Crossing the threshold into lifelong learning
As proud grandparents, we walked her to school. She wore a new dress and shoes. We carried her soon-to-be-opened school supplies; pencils, crayons, glue, scissors, note paper, tissues, cleaning supplies for the school. She smiled the entire three-block walk. But she was usually quiet.
When she entered her first-grade classroom, her eyes widened. Colorfully decorated bulletin boards lined the room, jammed with 30 desks and dozens of kids she did not know. Laughter and chatter filled the air. Her older sister gave her an encouraging hug and was off to her second-grade class.
We took photos, as grandparents have a habit of doing. The teacher instructed the students to take their seats as she ushered us and other lingering family members out the door.
School’s out
Hours later, we stood outside the single-story, sprawling brick building as the bell rang, releasing kids from their first day of learning.

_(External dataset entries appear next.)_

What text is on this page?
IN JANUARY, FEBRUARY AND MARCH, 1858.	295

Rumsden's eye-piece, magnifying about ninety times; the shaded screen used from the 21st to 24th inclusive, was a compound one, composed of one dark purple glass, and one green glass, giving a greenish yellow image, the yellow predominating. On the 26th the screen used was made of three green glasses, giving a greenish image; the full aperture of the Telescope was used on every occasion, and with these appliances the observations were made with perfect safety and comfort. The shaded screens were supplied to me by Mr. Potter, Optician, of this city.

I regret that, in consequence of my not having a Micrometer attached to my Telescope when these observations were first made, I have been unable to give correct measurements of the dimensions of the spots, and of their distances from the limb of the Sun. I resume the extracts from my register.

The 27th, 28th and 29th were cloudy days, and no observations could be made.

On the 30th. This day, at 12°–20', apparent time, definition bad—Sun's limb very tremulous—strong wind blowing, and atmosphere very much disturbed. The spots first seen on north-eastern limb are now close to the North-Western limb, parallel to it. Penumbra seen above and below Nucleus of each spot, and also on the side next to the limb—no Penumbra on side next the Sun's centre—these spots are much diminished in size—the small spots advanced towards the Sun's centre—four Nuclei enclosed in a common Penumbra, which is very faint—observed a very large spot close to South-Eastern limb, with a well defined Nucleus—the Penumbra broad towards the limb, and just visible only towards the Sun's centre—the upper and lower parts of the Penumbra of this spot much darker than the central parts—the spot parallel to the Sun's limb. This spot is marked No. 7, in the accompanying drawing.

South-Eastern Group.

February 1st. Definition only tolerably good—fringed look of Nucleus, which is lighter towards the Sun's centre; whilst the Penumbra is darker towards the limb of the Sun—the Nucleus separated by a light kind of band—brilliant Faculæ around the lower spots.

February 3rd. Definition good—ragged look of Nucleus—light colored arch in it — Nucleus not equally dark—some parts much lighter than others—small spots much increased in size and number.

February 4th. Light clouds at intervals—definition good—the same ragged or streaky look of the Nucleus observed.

The double metal doors opened wide and a surge of youngsters emptied onto the front lawn, greeted by eager parents. We were off to the side under the shade of a massive oak tree.

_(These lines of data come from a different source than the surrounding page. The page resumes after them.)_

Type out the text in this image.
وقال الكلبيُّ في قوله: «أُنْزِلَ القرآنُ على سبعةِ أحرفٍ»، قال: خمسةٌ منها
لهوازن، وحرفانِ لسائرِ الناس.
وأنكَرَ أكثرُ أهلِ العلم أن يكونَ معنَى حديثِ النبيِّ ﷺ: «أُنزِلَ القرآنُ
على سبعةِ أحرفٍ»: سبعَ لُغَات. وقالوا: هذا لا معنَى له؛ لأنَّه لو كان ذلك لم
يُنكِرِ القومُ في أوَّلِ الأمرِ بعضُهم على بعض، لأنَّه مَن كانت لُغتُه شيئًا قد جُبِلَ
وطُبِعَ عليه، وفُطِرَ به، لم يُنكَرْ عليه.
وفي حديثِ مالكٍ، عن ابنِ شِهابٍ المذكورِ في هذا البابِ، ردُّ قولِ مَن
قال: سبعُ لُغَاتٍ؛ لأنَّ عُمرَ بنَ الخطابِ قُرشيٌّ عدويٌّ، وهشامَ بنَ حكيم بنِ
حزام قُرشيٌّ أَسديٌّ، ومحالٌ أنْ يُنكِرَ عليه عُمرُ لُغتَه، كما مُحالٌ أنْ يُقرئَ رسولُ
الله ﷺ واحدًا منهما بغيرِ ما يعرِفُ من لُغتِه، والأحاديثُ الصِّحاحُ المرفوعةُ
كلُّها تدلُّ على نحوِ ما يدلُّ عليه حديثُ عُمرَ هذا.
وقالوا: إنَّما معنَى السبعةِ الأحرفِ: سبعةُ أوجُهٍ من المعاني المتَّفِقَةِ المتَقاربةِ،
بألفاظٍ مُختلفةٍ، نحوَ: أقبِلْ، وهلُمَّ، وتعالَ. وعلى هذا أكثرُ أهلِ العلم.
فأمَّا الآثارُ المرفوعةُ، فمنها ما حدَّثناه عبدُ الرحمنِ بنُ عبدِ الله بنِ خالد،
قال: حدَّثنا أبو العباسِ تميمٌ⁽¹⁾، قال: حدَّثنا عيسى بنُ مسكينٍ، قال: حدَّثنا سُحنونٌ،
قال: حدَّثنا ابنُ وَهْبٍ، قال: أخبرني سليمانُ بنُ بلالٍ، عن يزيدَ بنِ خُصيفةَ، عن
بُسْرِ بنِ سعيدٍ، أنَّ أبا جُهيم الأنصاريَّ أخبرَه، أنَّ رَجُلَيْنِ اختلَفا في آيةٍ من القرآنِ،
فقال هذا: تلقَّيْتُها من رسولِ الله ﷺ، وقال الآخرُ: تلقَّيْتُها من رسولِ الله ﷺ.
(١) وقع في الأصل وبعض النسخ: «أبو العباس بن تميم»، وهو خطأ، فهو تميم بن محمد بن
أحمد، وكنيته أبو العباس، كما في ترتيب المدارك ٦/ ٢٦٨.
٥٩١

We waved and shouted her name. When our granddaughter spotted us, she came running, her hands clutching several drawings and alphabet practice sheets. Kneeling down with open arms, I fell backwards from the force of her embrace.
“How was it? Was school fun?” I laughed, sitting on the ground and hugging her.
“It was great!” she exclaimed. “I could do everything.”
In that very moment, when she said “I could do everything,” I understood the weight she’d carried for most of her young life. She didn’t believe she was smart. She felt inferior to her siblings. Before they entered school, her sister, a year older, and brother, eight years older, became accomplished readers. Smart. Voracious learners. She felt her skills didn’t match.
Making the grade
She was younger and slightly dyslexic. I can only imagine the extent of bravery she mustered to walk into school, feeling she was different. Knowing she could not compete with her older brother and sister. She expected the same failure when compared with schoolmates.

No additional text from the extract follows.